Stranger Things, the 1980s-themed sci-fi/horror/mystery/adventure Netflix-exclusive series that caught the internet by storm this year owed a lot of its success to the original soundtrack composed by Kyle Dixon & Michael Stein. Primarily utilising synthesizers to correspond with the 1980s atmosphere of the show, the score is remarkably diverse – each of the 36 tracks has a distinct personality, which is a sign of a commendable release, let alone an original soundtrack. The gorgeously eerie title theme summons goosebumps without notice, the 5-minute epic “The Upside Down” is just as dark and unsettling as its manifestation in the show, and “She’ll Kill You” is the ultimate electronic victory fanfare for the show’s protagonist Eleven. I’m a huge fan of scores and soundtracks, and I would usually never consider placing one on a year-end list, but this one is special.

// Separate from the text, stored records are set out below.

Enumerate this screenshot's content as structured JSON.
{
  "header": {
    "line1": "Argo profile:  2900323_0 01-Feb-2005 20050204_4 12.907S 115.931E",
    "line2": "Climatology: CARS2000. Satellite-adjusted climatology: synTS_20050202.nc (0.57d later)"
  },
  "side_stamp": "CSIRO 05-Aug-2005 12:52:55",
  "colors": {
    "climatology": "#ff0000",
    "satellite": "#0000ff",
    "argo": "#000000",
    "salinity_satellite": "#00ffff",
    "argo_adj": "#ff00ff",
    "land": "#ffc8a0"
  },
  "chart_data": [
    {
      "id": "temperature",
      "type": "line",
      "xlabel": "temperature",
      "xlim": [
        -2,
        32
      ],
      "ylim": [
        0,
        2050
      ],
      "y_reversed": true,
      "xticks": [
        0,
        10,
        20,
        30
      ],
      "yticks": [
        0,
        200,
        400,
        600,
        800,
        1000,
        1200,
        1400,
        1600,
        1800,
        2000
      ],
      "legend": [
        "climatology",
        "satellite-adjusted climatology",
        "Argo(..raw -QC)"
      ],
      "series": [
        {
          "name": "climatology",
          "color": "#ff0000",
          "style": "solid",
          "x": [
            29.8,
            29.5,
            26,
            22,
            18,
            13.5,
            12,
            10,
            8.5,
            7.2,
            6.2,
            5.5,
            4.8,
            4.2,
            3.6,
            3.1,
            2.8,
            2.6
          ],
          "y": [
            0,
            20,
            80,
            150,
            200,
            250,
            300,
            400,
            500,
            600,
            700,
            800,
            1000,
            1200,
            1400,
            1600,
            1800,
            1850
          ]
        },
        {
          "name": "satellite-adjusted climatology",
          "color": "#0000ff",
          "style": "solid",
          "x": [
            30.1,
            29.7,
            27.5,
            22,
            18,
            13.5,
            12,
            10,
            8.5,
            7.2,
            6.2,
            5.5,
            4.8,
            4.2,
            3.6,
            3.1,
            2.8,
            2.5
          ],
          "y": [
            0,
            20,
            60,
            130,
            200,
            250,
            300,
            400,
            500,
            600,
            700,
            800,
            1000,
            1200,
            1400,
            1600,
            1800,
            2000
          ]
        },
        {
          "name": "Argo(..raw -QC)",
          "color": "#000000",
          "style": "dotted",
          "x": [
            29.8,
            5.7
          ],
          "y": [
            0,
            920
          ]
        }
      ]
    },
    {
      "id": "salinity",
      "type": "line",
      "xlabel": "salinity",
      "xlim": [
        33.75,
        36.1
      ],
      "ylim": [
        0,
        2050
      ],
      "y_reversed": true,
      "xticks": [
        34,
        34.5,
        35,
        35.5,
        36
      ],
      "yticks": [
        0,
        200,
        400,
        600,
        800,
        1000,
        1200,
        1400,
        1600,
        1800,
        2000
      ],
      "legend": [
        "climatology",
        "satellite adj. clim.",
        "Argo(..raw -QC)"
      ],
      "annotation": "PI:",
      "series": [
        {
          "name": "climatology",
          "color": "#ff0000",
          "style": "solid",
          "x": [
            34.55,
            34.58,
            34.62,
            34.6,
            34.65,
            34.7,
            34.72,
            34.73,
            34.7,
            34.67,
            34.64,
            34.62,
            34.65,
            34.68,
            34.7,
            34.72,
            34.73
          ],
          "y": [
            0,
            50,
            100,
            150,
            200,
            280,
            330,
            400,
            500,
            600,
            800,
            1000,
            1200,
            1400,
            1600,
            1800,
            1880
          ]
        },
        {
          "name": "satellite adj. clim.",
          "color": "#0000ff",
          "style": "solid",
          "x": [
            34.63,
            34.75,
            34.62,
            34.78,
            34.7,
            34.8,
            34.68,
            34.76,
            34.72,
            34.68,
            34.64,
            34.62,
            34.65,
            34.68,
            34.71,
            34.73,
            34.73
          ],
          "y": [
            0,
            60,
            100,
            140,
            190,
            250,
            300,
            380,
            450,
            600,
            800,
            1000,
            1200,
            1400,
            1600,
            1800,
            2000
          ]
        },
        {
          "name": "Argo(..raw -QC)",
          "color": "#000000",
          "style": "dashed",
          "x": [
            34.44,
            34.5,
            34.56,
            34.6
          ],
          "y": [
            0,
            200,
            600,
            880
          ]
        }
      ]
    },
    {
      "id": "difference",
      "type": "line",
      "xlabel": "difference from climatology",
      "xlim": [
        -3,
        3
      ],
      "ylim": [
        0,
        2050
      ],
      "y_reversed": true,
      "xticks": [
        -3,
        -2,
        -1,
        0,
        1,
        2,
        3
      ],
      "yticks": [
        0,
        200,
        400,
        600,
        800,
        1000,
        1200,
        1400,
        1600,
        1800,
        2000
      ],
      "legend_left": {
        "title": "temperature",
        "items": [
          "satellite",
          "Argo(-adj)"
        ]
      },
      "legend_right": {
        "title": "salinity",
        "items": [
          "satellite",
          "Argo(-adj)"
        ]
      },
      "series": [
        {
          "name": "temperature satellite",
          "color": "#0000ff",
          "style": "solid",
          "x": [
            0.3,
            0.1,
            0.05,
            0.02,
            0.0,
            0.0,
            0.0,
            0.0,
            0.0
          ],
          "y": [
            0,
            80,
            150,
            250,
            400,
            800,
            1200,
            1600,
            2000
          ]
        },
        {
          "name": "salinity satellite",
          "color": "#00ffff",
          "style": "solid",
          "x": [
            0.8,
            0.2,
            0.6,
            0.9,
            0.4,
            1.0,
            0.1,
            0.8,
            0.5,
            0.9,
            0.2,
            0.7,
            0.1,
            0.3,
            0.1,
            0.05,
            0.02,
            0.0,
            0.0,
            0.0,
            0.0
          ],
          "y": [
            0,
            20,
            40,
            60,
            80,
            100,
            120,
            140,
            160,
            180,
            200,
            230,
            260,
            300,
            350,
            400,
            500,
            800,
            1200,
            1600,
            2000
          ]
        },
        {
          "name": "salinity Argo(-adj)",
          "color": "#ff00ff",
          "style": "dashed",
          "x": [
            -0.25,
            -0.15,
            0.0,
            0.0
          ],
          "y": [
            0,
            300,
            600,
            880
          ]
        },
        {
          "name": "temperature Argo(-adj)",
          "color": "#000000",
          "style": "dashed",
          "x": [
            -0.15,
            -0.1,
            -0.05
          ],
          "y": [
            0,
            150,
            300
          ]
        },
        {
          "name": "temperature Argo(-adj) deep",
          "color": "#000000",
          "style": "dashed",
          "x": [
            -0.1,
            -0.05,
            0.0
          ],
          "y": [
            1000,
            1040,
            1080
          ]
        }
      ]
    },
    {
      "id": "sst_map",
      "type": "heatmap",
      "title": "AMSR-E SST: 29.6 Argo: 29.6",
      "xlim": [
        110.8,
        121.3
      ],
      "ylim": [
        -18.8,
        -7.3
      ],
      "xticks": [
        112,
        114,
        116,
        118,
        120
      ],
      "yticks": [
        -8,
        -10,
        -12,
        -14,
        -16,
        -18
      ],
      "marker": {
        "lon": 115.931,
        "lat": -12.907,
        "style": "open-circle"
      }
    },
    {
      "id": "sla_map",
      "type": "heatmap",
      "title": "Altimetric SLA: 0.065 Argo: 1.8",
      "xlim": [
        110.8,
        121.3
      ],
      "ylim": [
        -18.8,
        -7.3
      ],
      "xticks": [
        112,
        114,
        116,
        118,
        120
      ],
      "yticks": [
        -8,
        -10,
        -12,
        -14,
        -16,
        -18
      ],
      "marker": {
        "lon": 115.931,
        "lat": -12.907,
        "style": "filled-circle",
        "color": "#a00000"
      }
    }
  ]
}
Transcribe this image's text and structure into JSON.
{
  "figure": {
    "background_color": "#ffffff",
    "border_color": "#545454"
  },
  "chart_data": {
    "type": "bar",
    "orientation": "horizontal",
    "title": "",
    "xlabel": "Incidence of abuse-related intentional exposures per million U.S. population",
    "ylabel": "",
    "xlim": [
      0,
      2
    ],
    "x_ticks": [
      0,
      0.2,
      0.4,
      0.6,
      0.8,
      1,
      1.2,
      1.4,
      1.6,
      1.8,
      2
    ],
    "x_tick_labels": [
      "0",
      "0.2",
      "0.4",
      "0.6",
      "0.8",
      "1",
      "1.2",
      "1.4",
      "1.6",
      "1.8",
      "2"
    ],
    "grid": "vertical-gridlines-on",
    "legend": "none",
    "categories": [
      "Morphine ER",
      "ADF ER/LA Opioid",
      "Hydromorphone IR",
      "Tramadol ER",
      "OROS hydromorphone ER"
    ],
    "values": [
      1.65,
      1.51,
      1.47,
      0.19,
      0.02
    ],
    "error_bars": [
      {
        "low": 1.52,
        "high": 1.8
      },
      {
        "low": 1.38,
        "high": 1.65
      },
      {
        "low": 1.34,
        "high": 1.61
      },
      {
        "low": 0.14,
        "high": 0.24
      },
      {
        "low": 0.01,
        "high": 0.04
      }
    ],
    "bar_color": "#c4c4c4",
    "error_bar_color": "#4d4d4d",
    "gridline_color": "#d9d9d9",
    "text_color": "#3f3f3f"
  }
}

#22 – Angel Olsen – My Woman


Angel Olsen is a great example of how misleading and inaccurate ‘indie’ and ‘lo-fi’ tags often are, because her third studio album is anything but indie or lo-fi. ‘My Woman’ illustrates the depths of Olsen’s musical palette, showcasing dreamy synth ballads, garage rock-driven foot-stampers, 70s-style glam rock, 1960s countrified pop – and that’s just in the first half! Side B’s moody, intimate pieces are equally captivating, particularly the penultimate track “Woman” which has the same kind of unsettling beauty as Julee Cruise’s contributions to the Twin Peaks soundtrack. Anyone lucky enough to have snagged tickets to her King’s Arms gig on the 14th is in for an absolute treat, this would easily be one of 2016’s best albums for live performance.

#21 – Goat – Requiem


Swedish experimental-psych-folk group Goat are masterful method musicians, their identities cloaked in mystique with music that is equally strange yet compelling, crossing borders and continents in their fourth LP ‘Requiem’. In concept, an album with so many exotic and wide-ranging influences is almost impossible to pull off successfully, let alone blending the likes of afrobeat with traditional European folk music. The result is a hypnotic, psychedelic whirlwind of a listening experience that is unlike any other album I heard this year. This group would be a total blast to see at a festival like WOMAD, and I reckon they would boss the show.